Police inspector Ashok Jadhav said this morning: "The death toll is 163 and around 460 people have been injured.

Police Commissioner A.N. Roy commented on speculation that high-powered plastic explosives were used.

"We are not sure if it is RDX or not," he said.

Commuters fled suburban rail stations in panic after the explosions and mobile phone lines were jammed. Hundreds of dazed passengers walked along the railway tracks.

Television reports showed twisted rail carriages and people in torn, blood-stained clothes carrying the dead and wounded on stretchers as steady monsoon rain fell.

A policeman was shown carrying two white, blood-stained bundles of what appeared to be body parts.

"The blasts happened when the trains were most crowded," said D.K Shankaran, chief secretary of the state of Maharashtra, of which Mumbai is the capital.

At peak hours, each nine-car passenger train in Mumbai carries more than 4500 people, about three times the rated capacity.

Prime Minister Manmohan Singh called for calm and Sonia Gandhi, leader of the ruling Congress party, expressed her grief.

"I urge the people to remain calm, not to believe rumours and carry on their activity normally," Nr Singh said, calling the explosions a "shameful act".

Pakistan, the United States, the European Union, France and Britain all condemned the explosions.

"We condemn thoroughly this terrible terrorist incident," Us Secretary of State Condoleezza Rice said in Washington.

"We will stand with India in the war on terror.

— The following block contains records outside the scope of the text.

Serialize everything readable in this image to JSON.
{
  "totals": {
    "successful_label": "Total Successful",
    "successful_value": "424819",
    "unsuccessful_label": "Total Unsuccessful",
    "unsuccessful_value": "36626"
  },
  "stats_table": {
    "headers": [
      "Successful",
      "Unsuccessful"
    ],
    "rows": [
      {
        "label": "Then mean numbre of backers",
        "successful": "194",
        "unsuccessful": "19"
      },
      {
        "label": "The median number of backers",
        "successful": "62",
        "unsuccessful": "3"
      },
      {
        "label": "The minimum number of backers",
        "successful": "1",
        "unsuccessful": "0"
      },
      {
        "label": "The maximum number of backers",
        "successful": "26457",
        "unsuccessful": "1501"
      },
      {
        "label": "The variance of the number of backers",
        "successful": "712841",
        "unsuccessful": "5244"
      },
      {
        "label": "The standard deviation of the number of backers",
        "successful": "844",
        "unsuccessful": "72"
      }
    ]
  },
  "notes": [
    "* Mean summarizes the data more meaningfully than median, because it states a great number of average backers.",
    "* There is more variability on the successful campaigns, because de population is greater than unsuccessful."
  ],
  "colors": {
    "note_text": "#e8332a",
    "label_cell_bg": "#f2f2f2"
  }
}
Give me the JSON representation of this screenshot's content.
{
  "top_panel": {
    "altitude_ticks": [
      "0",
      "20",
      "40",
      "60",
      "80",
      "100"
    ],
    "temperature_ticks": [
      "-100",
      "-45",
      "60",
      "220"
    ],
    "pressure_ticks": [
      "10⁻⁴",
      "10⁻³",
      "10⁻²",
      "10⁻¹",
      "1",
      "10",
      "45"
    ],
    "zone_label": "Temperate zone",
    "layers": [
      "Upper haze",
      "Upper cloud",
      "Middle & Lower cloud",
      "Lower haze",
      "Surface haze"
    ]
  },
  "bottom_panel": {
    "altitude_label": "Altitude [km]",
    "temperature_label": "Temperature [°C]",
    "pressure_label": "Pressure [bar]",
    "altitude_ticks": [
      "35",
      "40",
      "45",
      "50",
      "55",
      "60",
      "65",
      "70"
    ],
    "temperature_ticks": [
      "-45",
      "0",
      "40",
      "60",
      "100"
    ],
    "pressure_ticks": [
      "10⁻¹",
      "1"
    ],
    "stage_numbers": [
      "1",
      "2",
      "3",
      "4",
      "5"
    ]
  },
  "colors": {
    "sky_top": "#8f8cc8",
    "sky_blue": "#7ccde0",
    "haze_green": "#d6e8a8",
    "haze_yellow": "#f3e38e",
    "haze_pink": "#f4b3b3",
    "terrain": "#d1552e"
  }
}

It just shows this kind of hideous incident can happen anywhere in the world against innocent people."

At the city's Sion hospital, relatives were frantically looking for friends and relatives. Scores pored over a board displaying a list of injured.

"I spoke to him 10 minutes before he died," said Haji Mastan, sobbing uncontrollably after being told about the death of his cousin Mukti Darvesh, who was travelling on one of the trains.

"Why did it have to end like this? He was young and he has children."

Some of the people who entered a makeshift morgue were unable to identify badly mutilated bodies.

The blasts occured on five trains and at two stations in Mumbai's suburbs, which are linked to the downtown office and business areas mainly by an overground rail network that is used by some 6.5 million people each day.

Railway authorities suspended suburban train services in the city after the blasts.

Dazed survivors with wounds from injuries to heads, legs and hands waited at railway stations, with little sign of any emergency medical aid.

"We heard a loud blast in one of the train compartments. When we rushed there and looked, we saw people with severed limbs and grievous injuries," one witness told the CNN-IBN news channel, standing in a blood-spattered coach.

"There were no police or railway people to help."

The Mumbai blasts came just hours after suspected Islamist militants killed a number of people in a series of grenade attacks in Indian Kashmir's main city, Srinagar, police said.

Kashmir has been split between India and Pakistan since shortly after the two countries gained independence from Britain in 1947, but both claim it in full.

Pakistan's Foreign Ministry issued a statement today saying that President Pervez Musharraf and Prime Minister Shaukat Aziz strongly condemned the "terrorist attack" in Mumbai.

Mumbai, a city of about 17 million people formerly known as Bombay, has been hit by other bomb blasts in the past decade.

More than 250 people died in a string of bomb explosions in the city in 1993 for which authorities blamed the city's underworld criminal gangs. Those attacks followed the demolition of a mosque in the Hindu holy city of Ayodhya.